Os desafios de uma mulher negra no mundo corporativo são bastante similares. O primeiro ponto a observar sermos únicas, principalmente, quando se ascende profissionalmente, outro desafio é precisar se provar sempre, pois continuamente sua competência e conhecimento é colocada em dúvida, destaque-se, ainda, a leitura que se faz da mulher e, principalmente, da mulher negra que somos mais agressivas e, finalmente, a falta de oportunidade (as oportunidades não são as mesmas).

Hoje a Uzoma busca em sua atuação colaborar na construção de empresas que não sejam pautadas por preconceitos e vieses e, que possam olhar a potencialidade dos profissionais e, que abram oportunidades a todas as pessoas.

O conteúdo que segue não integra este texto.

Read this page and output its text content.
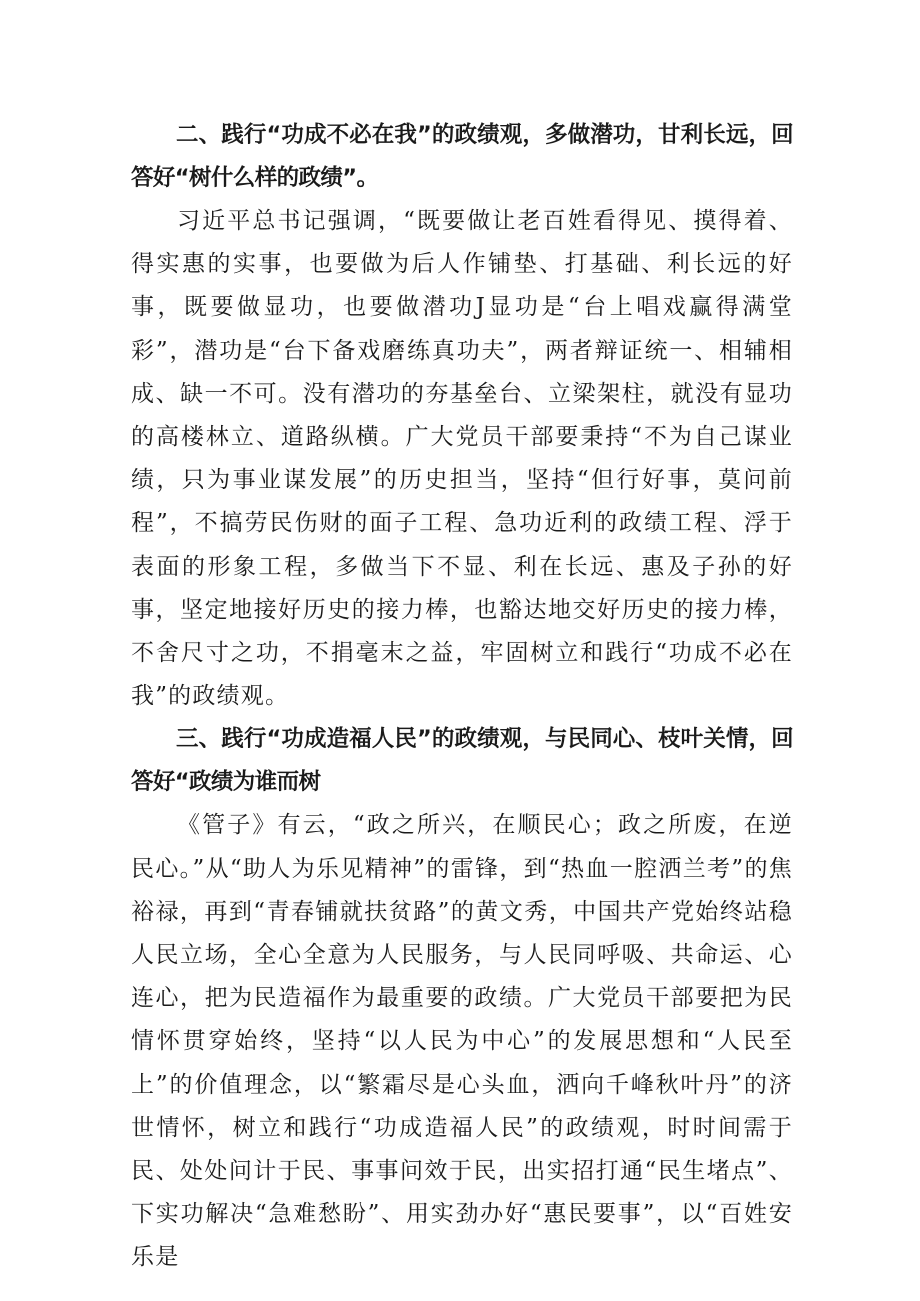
二、践行“功成不必在我”的政绩观，多做潜功，甘利长远，回答好“树什么样的政绩”。

习近平总书记强调，“既要做让老百姓看得见、摸得着、得实惠的实事，也要做为后人作铺垫、打基础、利长远的好事，既要做显功，也要做潜功J显功是“台上唱戏赢得满堂彩”，潜功是“台下备戏磨练真功夫”，两者辩证统一、相辅相成、缺一不可。没有潜功的夯基垒台、立梁架柱，就没有显功的高楼林立、道路纵横。广大党员干部要秉持“不为自己谋业绩，只为事业谋发展”的历史担当，坚持“但行好事，莫问前程”，不搞劳民伤财的面子工程、急功近利的政绩工程、浮于表面的形象工程，多做当下不显、利在长远、惠及子孙的好事，坚定地接好历史的接力棒，也豁达地交好历史的接力棒，不舍尺寸之功，不捐毫末之益，牢固树立和践行“功成不必在我”的政绩观。

三、践行“功成造福人民”的政绩观，与民同心、枝叶关情，回答好“政绩为谁而树

《管子》有云，“政之所兴，在顺民心；政之所废，在逆民心。”从“助人为乐见精神”的雷锋，到“热血一腔洒兰考”的焦裕禄，再到“青春铺就扶贫路”的黄文秀，中国共产党始终站稳人民立场，全心全意为人民服务，与人民同呼吸、共命运、心连心，把为民造福作为最重要的政绩。广大党员干部要把为民情怀贯穿始终，坚持“以人民为中心”的发展思想和“人民至上”的价值理念，以“繁霜尽是心头血，洒向千峰秋叶丹”的济世情怀，树立和践行“功成造福人民”的政绩观，时时间需于民、处处问计于民、事事问效于民，出实招打通“民生堵点”、下实功解决“急难愁盼”、用实劲办好“惠民要事”，以“百姓安乐是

O resultado observado nos quatro anos de atuação da Uzoma é que de fato a diversidade e a inclusão traz benefícios para as organizações.

 

Quais são os passos necessários para uma maior conscientização e implementação de políticas inclusivas para diversidade no mundo corporativo?

O primeiro passo é a vontade de fazer e incluir a implementação de ações e políticas de inclusão na estratégia dos negócios.  Outro ponto a ser observado, é que não é uma receita de bolo e a organização precisa olhar para sua realidade, fazer censo, conscientizar as pessoas, atrair, reter e desenvolver talentos diversos e, estabelecer metas para que a transformação ocorra de forma contínua e perene.

 

Além de sua atuação na consultoria empresarial, você também é conselheira em um instituto de integração para refugiados no Brasil. Poderia contar um pouco sobre esta experiência?

Tenho o prazer de fazer parte do conselho do Instituto Adus, que é  uma ONG que promove a integração de refugiados na sociedade brasileira desde outubro de 2010. Refugiados são pessoas em situação de risco e vulnerabilidade, que tentam recomeçar suas vidas com segurança.

O trabalho no Adus ampliou meu entendimento sobre diversidade. A integração do refugiado e de pessoas em situação de refúgio é bastante complexa, integração em uma nova cultura, aprendizado de um novo idioma, busca de emprego decente e moradia, para que tudo isso aconteça há necessidade de políticas públicas e o apoio de toda a sociedade, principalmente, das empresas.

 

Quais são os principais desafios enfrentados por refugiados no mercado de trabalho brasileiro, e como as empresas podem contribuir para superar esses desafios?

Os desafios dos refugiados passa pela validação da sua formação no seu país de origem, barreira de idiomas e, o viés assistencialista brasileira que acredita que o refugiado, principalmente, negros somente podem realizar serviços não qualificados, não reconhecendo toda a sua experiência profissional adquirida em seu país de origem.

As empresas podem contribuir com doações, com a contratação de cursos de idiomas e com a abertura de vagas para pessoas refugiadas.